John Simpson has claimed that he engineered Frederick Forsyth’s sacking from the BBC for spreading “propaganda” about the Biafran War.
Forsyth, who died earlier this week, maintained that he quit his job as a BBC foreign correspondent because he was fed up with his bosses, who thought he was biased in favour of the Biafran fight for independence.
But Simpson, the BBC’s world affairs editor, says he was instrumental in Forsyth’s exit, and suggested that Forsyth might never have written The Day of the Jackal were it not for his intervention.
He wrote on X, formerly Twitter: “The Times obit on Freddie Forsyth says he left the BBC in 1967 because he displeased powerful people by his reporting from Biafra. Not quite.
“As a very junior BBC subeditor, I spotted how he was introducing Biafran propaganda into his reports and told my boss. Forsyth was sacked – and went on to write one of the best thrillers ever.”
Writing for The Telegraph more than 20 years ago, Simpson said: “As an extremely lowly subeditor in the BBC radio newsroom, I had to put Mr Forsyth’s Biafran dispatches on the air.
“Even at the age of 23, I could see that he had accepted the Biafran line entirely. He was reporting propaganda as fact.

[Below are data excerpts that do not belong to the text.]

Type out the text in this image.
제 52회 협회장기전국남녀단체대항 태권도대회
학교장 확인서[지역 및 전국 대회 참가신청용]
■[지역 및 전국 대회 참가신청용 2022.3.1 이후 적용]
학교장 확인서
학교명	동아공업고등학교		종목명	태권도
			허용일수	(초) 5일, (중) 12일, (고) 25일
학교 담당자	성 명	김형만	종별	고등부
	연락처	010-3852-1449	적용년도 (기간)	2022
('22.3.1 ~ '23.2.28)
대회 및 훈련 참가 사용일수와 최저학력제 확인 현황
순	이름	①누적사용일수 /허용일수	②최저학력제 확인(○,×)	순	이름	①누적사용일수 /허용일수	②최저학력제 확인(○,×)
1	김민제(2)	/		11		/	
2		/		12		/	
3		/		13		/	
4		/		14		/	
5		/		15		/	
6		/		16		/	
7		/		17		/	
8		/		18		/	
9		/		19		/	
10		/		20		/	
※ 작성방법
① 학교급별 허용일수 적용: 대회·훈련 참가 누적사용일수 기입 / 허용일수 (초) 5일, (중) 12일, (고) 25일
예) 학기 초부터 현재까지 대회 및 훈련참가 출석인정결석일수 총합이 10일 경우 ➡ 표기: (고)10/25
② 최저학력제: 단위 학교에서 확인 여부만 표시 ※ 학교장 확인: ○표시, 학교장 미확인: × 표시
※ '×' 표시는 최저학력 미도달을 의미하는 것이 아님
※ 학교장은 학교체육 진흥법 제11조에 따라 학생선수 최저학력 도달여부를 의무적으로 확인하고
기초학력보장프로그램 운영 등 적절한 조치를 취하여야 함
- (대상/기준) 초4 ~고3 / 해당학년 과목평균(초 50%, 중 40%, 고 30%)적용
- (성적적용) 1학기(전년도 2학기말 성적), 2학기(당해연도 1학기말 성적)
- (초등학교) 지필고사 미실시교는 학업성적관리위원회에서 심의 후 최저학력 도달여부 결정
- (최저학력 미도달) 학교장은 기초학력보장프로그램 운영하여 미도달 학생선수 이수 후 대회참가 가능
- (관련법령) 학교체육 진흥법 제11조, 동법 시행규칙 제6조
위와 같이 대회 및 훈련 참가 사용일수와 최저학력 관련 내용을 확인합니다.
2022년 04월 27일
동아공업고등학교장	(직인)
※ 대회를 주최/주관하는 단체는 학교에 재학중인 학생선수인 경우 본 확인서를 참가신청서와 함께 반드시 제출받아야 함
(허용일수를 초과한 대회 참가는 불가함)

“Eventually he announced, without any qualification, that Biafra had shot down (as far as I remember) 16 federal Nigerian aircraft.

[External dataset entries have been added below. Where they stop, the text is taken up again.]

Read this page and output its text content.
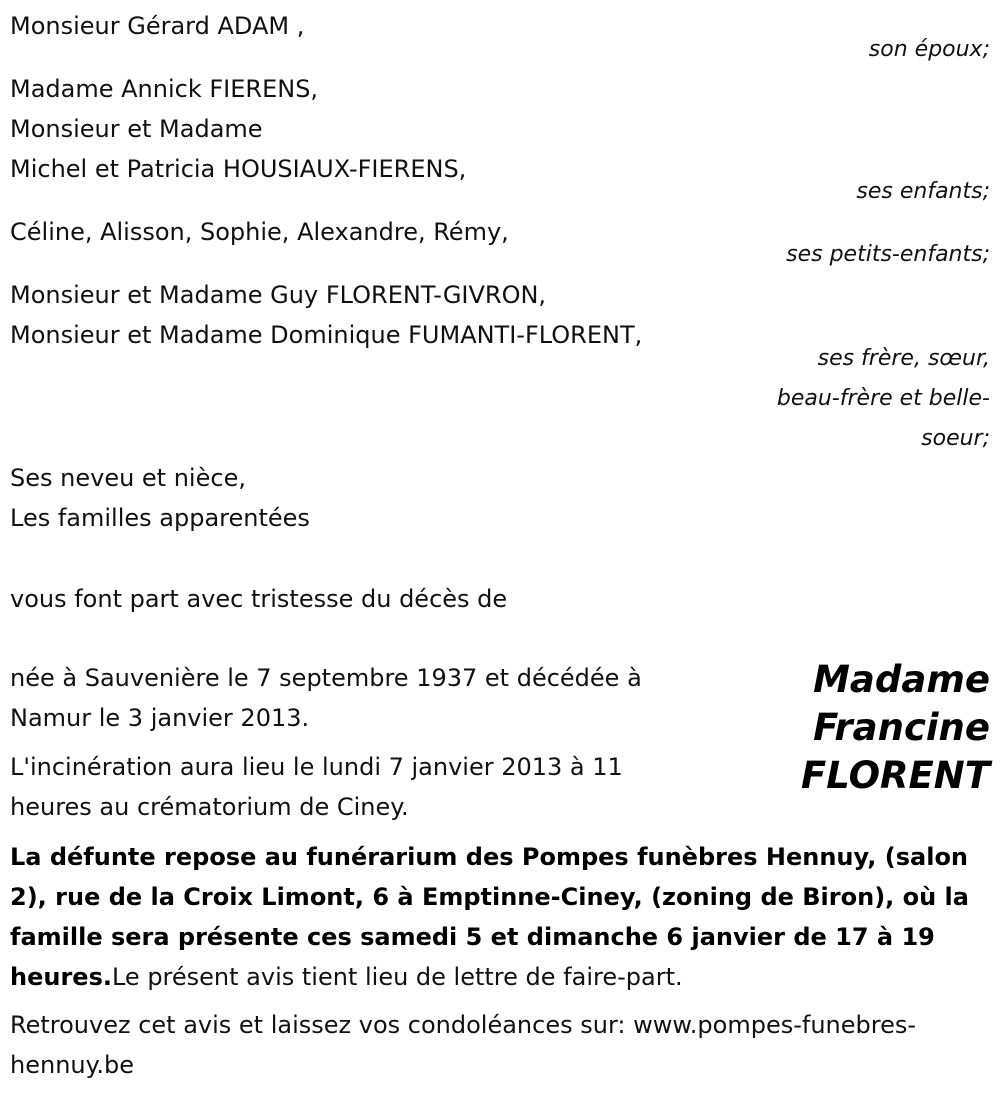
Monsieur Gérard ADAM ,
son époux;
Madame Annick FIERENS,
Monsieur et Madame
Michel et Patricia HOUSIAUX-FIERENS,
ses enfants;
Céline, Alisson, Sophie, Alexandre, Rémy,
ses petits-enfants;
Monsieur et Madame Guy FLORENT-GIVRON,
Monsieur et Madame Dominique FUMANTI-FLORENT,
ses frère, sœur,
beau-frère et belle-
soeur;
Ses neveu et nièce,
Les familles apparentées
vous font part avec tristesse du décès de
Madame
Francine
FLORENT
née à Sauvenière le 7 septembre 1937 et décédée à
Namur le 3 janvier 2013.
L'incinération aura lieu le lundi 7 janvier 2013 à 11
heures au crématorium de Ciney.
La défunte repose au funérarium des Pompes funèbres Hennuy, (salon 2), rue de la Croix Limont, 6 à Emptinne-Ciney, (zoning de Biron), où la famille sera présente ces samedi 5 et dimanche 6 janvier de 17 à 19 heures.Le présent avis tient lieu de lettre de faire-part.
Retrouvez cet avis et laissez vos condoléances sur: www.pompes-funebres-hennuy.be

“The newsroom copy of Jane’s All The World’s Aircraft said that the federal air force possessed only 12.”
Forsyth joined the BBC in 1965, first as a radio reporter then as the assistant diplomatic correspondent for BBC Television.
When war broke out between Nigeria and the secessionist Republic of Biafra, he was dispatched there for three months.

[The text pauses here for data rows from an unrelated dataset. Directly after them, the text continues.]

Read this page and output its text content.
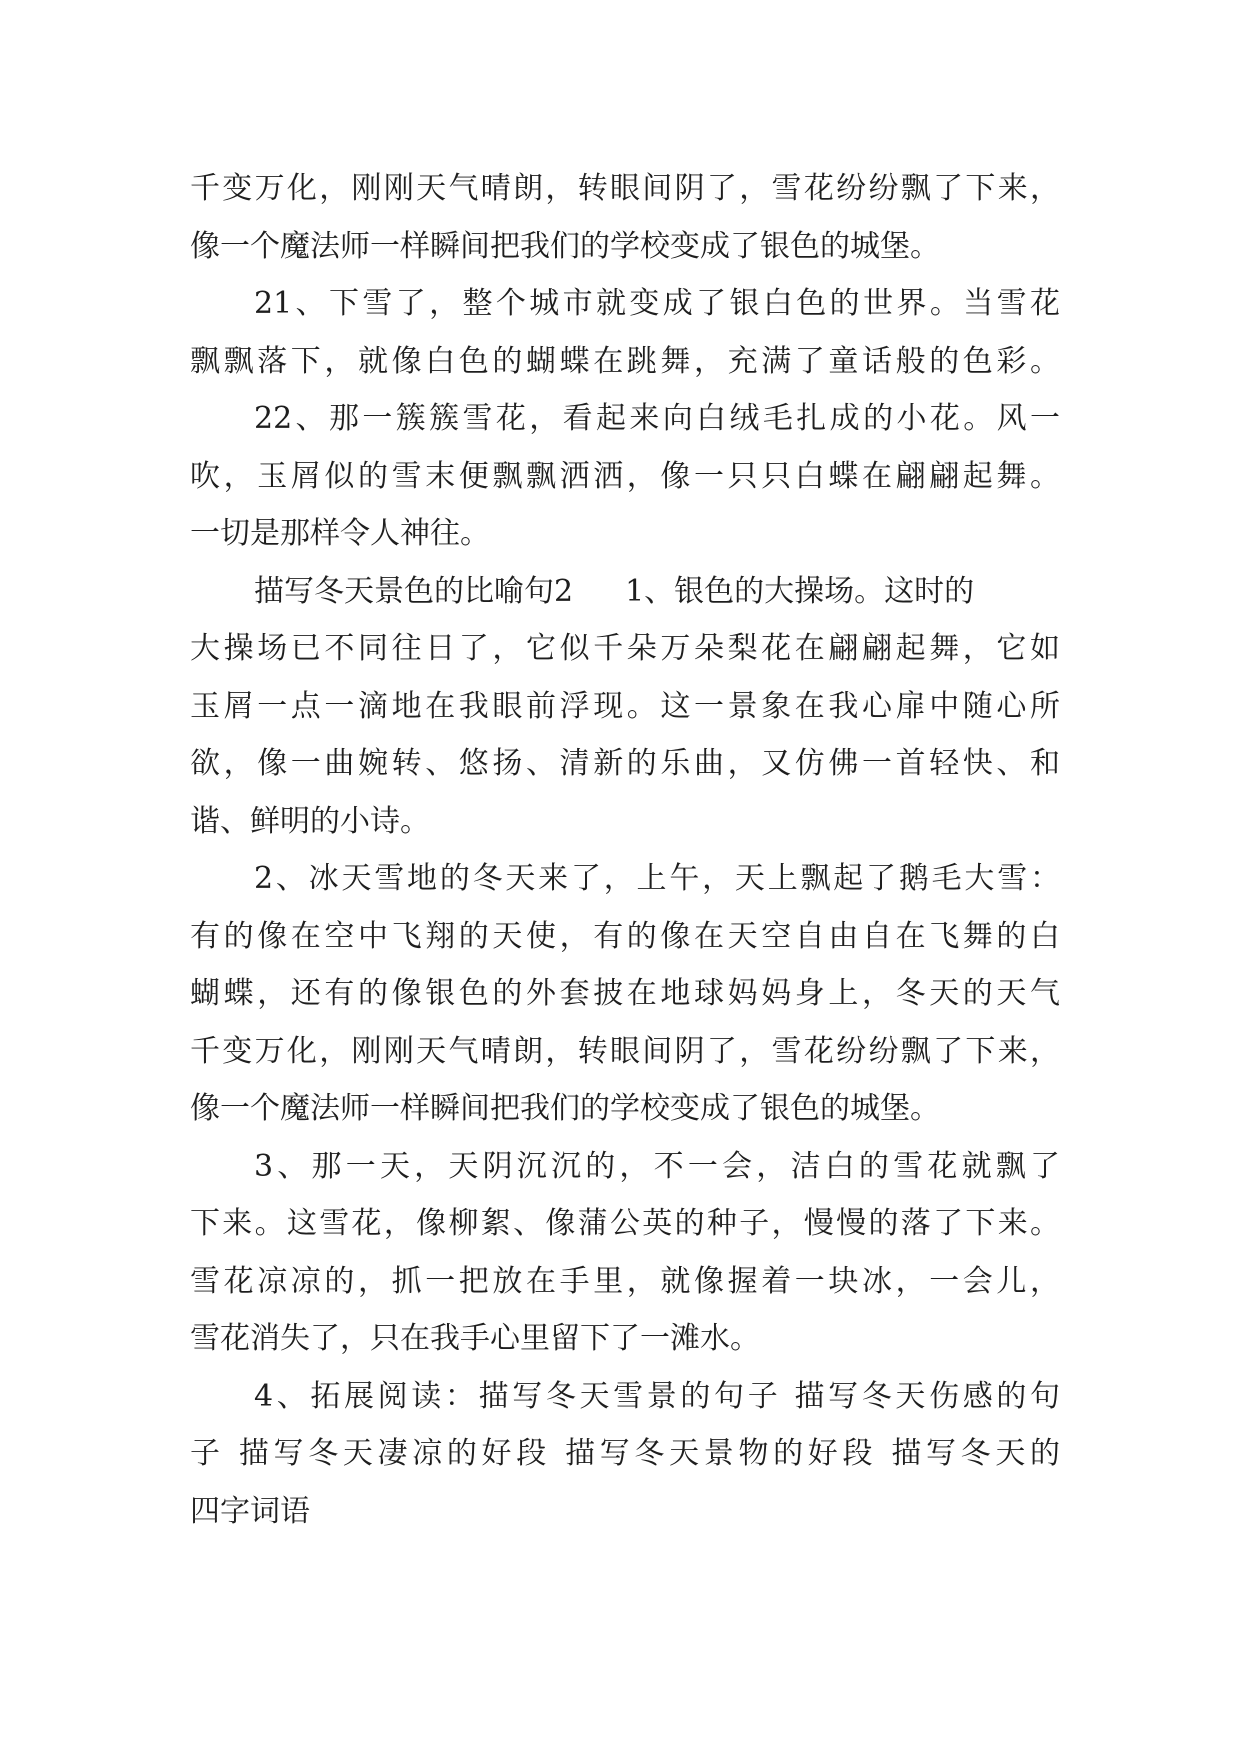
千变万化，刚刚天气晴朗，转眼间阴了，雪花纷纷飘了下来，
像一个魔法师一样瞬间把我们的学校变成了银色的城堡。
21、下雪了，整个城市就变成了银白色的世界。当雪花
飘飘落下，就像白色的蝴蝶在跳舞，充满了童话般的色彩。
22、那一簇簇雪花，看起来向白绒毛扎成的小花。风一
吹，玉屑似的雪末便飘飘洒洒，像一只只白蝶在翩翩起舞。
一切是那样令人神往。
描写冬天景色的比喻句2 1、银色的大操场。这时的
大操场已不同往日了，它似千朵万朵梨花在翩翩起舞，它如
玉屑一点一滴地在我眼前浮现。这一景象在我心扉中随心所
欲，像一曲婉转、悠扬、清新的乐曲，又仿佛一首轻快、和
谐、鲜明的小诗。
2、冰天雪地的冬天来了，上午，天上飘起了鹅毛大雪：
有的像在空中飞翔的天使，有的像在天空自由自在飞舞的白
蝴蝶，还有的像银色的外套披在地球妈妈身上，冬天的天气
千变万化，刚刚天气晴朗，转眼间阴了，雪花纷纷飘了下来，
像一个魔法师一样瞬间把我们的学校变成了银色的城堡。
3、那一天，天阴沉沉的，不一会，洁白的雪花就飘了
下来。这雪花，像柳絮、像蒲公英的种子，慢慢的落了下来。
雪花凉凉的，抓一把放在手里，就像握着一块冰，一会儿，
雪花消失了，只在我手心里留下了一滩水。
4、拓展阅读：描写冬天雪景的句子 描写冬天伤感的句
子 描写冬天凄凉的好段 描写冬天景物的好段 描写冬天的
四字词语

Writing in 2020 to mark the 50th anniversary of the war’s end, Forsyth said he realised within days of arriving in Biafra that the BBC had swallowed British government propaganda. Harold Wilson’s government supported Nigeria in its fight against the Biafran forces.
Forsyth said: “My brief was to report the all-conquering march of the Nigerian army. It did not happen.
“Naively, I filed this. When my report was broadcast our high commission complained to the CRO [Commonwealth Relations Office], who passed it on to the BBC – which accused me of pro-rebel bias and recalled me to London.
“Six months later, in February 1968, fed up with the slavishness of the BBC to Whitehall, I walked out and flew back to West Africa.”
He said that “every reporter, peer or parliamentarian who had visited Biafra and reported on what he had seen was smeared as a stooge”.
Forsyth later wrote a non-fiction book, The Biafra Story (1969), and used some of his experiences there to inform his third novel, The Dogs of War.
The conflict officially ended in 1970. It caused an estimated one million civilian deaths from starvation after the Nigerian federal government cut off food supplies to Biafra.
Forsyth remained “haunted” by what he had seen there, saying: “Sometimes in the wee small hours I see the stick-like children with the dull eyes and lolling heads, and hear their wails of hunger and the low moans as they died.
“What is truly shameful is that this was not done by savages but aided and assisted at every stage by Oxbridge-educated British mandarins… with neutrality and diplomacy from London it could all have been avoided.”